Erica Serine sued her former employer, a legal firm with eight offices in the area surrounding Philadelphia, alleging a failure to reasonably accommodate a disability in violation of the Americans with Disabilities Act (“ADA”), unlawful termination in violation of the ADA, and intentional infliction of emotional distress.

 In June 2012, Serine requested and received a transfer to the firm’s Philadelphia or Invisible DisabilitiesCherry Hill office, as she required little face-to-face supervision and her family preferred living in the Philadelphia area. She reported to her new office, located on the twenty-fourth floor of a Philadelphia high rise on October 1, 2012.

Serine’s experience of riding the elevator reportedly resulted in extreme nervousness at work, particularly while riding the elevator or while away from a window. This resulted in her being unable to sleep or eat. Further, it was reported that she obsessively researched evacuation plans for high building floors. Although her symptoms ranged widely, Serine generally referred to her condition as “claustrophobia.”

After one day working at the 24th floor location, she began working from home. Approximately a week later, Serine advised her supervisor and the Director of Human Resources that she could not return to the Philadelphia office due to her symptoms. Her supervisor allowed her to work from home while she sought treatment with a psychologist.

Referring to the partial record above, and other details of the court record, my attention is drawn to the chronology that triggered Title I issues.  In order of occurrence they are:

  1. Not noted in the record is the creation of a formal Request for Accommodation.

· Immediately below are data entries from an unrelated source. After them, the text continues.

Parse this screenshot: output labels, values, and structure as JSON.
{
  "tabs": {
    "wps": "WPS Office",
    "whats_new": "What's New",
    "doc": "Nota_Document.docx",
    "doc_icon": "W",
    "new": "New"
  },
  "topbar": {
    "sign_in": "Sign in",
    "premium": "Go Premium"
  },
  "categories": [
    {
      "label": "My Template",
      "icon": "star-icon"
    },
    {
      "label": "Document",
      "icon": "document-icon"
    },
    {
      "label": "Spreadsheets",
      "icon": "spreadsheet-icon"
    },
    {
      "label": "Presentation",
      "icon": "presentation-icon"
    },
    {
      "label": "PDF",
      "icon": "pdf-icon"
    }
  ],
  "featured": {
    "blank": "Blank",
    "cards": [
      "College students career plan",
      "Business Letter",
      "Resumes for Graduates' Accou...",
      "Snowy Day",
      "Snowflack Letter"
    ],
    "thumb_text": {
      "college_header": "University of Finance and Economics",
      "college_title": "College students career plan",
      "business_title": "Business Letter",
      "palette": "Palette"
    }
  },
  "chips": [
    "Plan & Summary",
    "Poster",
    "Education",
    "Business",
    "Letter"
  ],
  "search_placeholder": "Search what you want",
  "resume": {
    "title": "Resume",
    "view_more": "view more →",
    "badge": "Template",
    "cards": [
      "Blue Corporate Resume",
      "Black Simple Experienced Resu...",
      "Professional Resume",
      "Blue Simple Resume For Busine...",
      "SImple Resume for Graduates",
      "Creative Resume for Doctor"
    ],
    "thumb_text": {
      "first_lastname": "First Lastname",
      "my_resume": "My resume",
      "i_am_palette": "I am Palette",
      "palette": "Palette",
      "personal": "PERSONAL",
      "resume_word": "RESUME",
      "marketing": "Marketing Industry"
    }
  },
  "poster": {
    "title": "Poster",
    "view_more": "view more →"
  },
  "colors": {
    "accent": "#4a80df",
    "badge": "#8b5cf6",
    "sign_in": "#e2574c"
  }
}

The employer should have created an electronic (see: reasonableaccommodation.com) or paper trail of the Request for Accommodation and all conversations or actions that followed.

  1. Serine met with supervisors to discuss her situation further. One supervisor questioned the sufficiency of her medical documentation.

The employer has the right to request sufficient documentation of the employee’s impairment that supports her disability. The response from a physician should be retained in a private, individual medical file.

  1. In the course of this meeting, her supervisor informed Serine “that there was no place for her in the firm other than in the Philadelphia or Scranton offices”.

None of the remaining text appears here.